Um dia ele me telefonou perguntando sobre pentimento, um termo técnico de pintura que indica a revelação de um esboço, uma cor ou um testemunho de imagem que aparece, com o tempo e a oxidação da tinta, por baixo da camada de pintura definitiva. Os pentimentos são comuns na pintura antiga, quando os tecidos das telas eram materiais preciosos e os artistas não podiam simplesmente abandonar a tela quando desistiam da imagem que estavam pintando, simplesmente pintavam outra coisa por cima. Hoje se usa o pentimento como linguagem. A transparência de cores sobre cores, traços e figuras de criações anteriores, memórias de outros sonhos ou poemas, são como pentimentos, lembranças semiocultas que aparecem nas entrelinhas do poema, nas sobre-camadas das tintas, nos entre textos das narrativas. O livro de Otávio Sitônio é recheado de pentimentos, de pedaços de memórias de suas várias visões do mundo, seus amores, amizades e aventuras que afloram através do tecido da palavra como testemunhos de importantes, mas não definitivos momentos poéticos. Como numa pintura onde fragmentos de outros quadros se integram numa só composição, esses pentimentos contidos no livro de Otávio são partes de outros sentimentos convivendo nos poemas.

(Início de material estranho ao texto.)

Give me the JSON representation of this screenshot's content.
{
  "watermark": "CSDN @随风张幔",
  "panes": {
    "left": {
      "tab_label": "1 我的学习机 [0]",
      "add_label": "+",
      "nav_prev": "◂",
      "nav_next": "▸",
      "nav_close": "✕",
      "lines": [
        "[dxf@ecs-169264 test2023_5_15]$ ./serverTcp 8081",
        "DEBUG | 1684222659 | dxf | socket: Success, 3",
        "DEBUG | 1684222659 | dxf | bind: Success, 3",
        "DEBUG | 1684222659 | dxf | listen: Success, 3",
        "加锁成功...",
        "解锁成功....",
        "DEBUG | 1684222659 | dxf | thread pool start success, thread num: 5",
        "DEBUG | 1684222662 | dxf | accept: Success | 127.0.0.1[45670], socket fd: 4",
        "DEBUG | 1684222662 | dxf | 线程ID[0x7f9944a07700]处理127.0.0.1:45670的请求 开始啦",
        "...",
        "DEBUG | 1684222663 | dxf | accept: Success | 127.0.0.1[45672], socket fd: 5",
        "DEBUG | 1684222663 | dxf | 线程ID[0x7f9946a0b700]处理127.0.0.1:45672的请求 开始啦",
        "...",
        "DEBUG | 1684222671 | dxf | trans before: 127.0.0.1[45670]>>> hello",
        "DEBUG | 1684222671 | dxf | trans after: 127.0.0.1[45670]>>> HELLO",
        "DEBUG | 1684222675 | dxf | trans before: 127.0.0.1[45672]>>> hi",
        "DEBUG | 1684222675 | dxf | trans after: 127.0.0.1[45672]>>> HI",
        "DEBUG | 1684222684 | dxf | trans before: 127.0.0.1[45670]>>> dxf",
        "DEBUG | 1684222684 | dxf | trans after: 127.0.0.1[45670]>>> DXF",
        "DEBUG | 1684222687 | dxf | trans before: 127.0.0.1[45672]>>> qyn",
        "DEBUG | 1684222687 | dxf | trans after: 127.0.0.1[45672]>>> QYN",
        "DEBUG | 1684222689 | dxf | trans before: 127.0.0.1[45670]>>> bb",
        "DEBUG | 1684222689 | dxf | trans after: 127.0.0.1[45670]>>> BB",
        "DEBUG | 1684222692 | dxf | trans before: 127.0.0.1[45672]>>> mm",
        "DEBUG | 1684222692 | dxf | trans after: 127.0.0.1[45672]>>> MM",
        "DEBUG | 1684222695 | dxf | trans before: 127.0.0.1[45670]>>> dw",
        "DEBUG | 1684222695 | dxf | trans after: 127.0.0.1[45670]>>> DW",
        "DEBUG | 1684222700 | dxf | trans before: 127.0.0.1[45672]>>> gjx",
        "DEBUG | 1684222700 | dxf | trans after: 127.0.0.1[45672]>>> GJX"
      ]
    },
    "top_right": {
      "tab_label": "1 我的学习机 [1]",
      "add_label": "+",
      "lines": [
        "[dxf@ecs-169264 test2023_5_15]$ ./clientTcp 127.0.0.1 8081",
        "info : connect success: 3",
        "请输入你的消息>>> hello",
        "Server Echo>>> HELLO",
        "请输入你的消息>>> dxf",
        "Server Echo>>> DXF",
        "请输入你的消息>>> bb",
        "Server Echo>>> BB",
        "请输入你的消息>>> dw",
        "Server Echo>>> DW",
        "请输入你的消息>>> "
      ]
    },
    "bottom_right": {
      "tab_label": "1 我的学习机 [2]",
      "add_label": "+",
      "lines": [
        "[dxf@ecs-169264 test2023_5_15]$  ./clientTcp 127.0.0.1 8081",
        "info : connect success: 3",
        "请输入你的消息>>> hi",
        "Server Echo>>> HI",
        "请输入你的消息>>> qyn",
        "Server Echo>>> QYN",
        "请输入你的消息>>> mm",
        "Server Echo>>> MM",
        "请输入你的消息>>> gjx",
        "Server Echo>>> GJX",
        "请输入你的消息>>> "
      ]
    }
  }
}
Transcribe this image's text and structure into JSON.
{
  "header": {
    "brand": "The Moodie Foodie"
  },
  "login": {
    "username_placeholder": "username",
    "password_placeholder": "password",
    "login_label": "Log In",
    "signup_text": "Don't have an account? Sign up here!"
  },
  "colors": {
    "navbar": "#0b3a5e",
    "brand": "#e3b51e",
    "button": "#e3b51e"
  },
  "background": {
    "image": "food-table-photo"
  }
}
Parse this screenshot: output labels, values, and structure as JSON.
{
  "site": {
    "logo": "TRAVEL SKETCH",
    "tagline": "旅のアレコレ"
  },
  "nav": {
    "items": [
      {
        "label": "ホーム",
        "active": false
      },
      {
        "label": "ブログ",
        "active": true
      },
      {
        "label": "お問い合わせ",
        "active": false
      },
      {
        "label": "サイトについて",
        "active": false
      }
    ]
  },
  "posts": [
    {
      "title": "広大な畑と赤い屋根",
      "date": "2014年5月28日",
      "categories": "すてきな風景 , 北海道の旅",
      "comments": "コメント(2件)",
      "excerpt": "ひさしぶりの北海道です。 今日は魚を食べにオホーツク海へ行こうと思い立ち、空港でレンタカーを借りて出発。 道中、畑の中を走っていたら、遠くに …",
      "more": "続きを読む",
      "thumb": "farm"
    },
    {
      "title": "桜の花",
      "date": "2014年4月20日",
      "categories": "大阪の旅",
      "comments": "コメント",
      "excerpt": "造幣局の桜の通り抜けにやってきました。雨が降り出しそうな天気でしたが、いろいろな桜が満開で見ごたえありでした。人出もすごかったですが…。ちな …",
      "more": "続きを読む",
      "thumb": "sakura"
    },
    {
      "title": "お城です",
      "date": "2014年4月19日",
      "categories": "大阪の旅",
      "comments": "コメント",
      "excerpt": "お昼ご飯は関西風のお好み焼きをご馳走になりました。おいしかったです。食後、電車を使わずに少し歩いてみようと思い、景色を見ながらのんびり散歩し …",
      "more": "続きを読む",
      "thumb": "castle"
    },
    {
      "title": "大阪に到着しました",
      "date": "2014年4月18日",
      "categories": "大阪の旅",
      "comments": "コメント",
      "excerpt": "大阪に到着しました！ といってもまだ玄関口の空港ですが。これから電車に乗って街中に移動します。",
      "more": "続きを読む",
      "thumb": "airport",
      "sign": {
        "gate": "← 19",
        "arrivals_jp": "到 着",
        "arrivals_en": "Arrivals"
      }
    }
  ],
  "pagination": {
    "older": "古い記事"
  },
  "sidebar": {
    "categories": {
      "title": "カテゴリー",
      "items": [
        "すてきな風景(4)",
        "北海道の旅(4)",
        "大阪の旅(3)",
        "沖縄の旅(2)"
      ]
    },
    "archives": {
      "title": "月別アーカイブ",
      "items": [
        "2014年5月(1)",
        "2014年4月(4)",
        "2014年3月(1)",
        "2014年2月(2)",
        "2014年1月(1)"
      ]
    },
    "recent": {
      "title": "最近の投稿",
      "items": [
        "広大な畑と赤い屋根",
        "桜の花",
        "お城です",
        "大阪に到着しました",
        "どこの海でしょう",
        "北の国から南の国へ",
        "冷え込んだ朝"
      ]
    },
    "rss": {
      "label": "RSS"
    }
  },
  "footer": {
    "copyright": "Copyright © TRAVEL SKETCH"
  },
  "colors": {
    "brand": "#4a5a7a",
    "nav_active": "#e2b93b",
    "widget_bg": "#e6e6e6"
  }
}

Caminhos de Toboso é também um livro pictórico. A exaltação da imagem é tema presente na homenagem que faz a artistas plásticos como o fotógrafo Paulo Klein, a pintora Celene Sitônio o escultor Breno Mattos, e ainda nos temas como a natureza morta com frutas, com peixes e com aves. Mas é um livro pictórico principalmente pela descrição imagística dos temas que aborda, pela sensibilidade de uma alma sertaneja vivendo na borda do mar e refletindo sobre as diferenças destes dois mundos.

Toda essa gente de paraibanos de 50 anos está ligada às lutas políticas brabas como as Ligas Camponesas e os anos 60 de chumbo, ao rock rural e ao rock-repente, ao desenvolvimento da comunicação e da publicidade como profissão, ao advento da modernidade na arte, conhece ou conviveu alguma vez na vida com Otávio Sitônio. Seu livro nos dá um repertório de personagens fundamentais na preparação da cultura como se conhece hoje na Paraíba. Entre tantas outras pessoas ele se refere a Vanildo Brito, Raymundo Asfora, Figueiredo Agra, Luiz Augusto Crispim, Jomar Souto, Zezito Cabral, Sérgio Castro Pinto, Wirgínius da Gama e Mello, Germana Correia Lima e Beatriz. Não são exatamente os medalhões acadêmicos que se tornam temas de teses e comentários universitários, mas são alguns dos criadores da maneira atual de pensar nossa cultura, cidadãos que, como Otávio Sitônio, precisam ter suas obras tornadas públicas para a orientação e a formação de um público mais atento à arte como expressão da vida.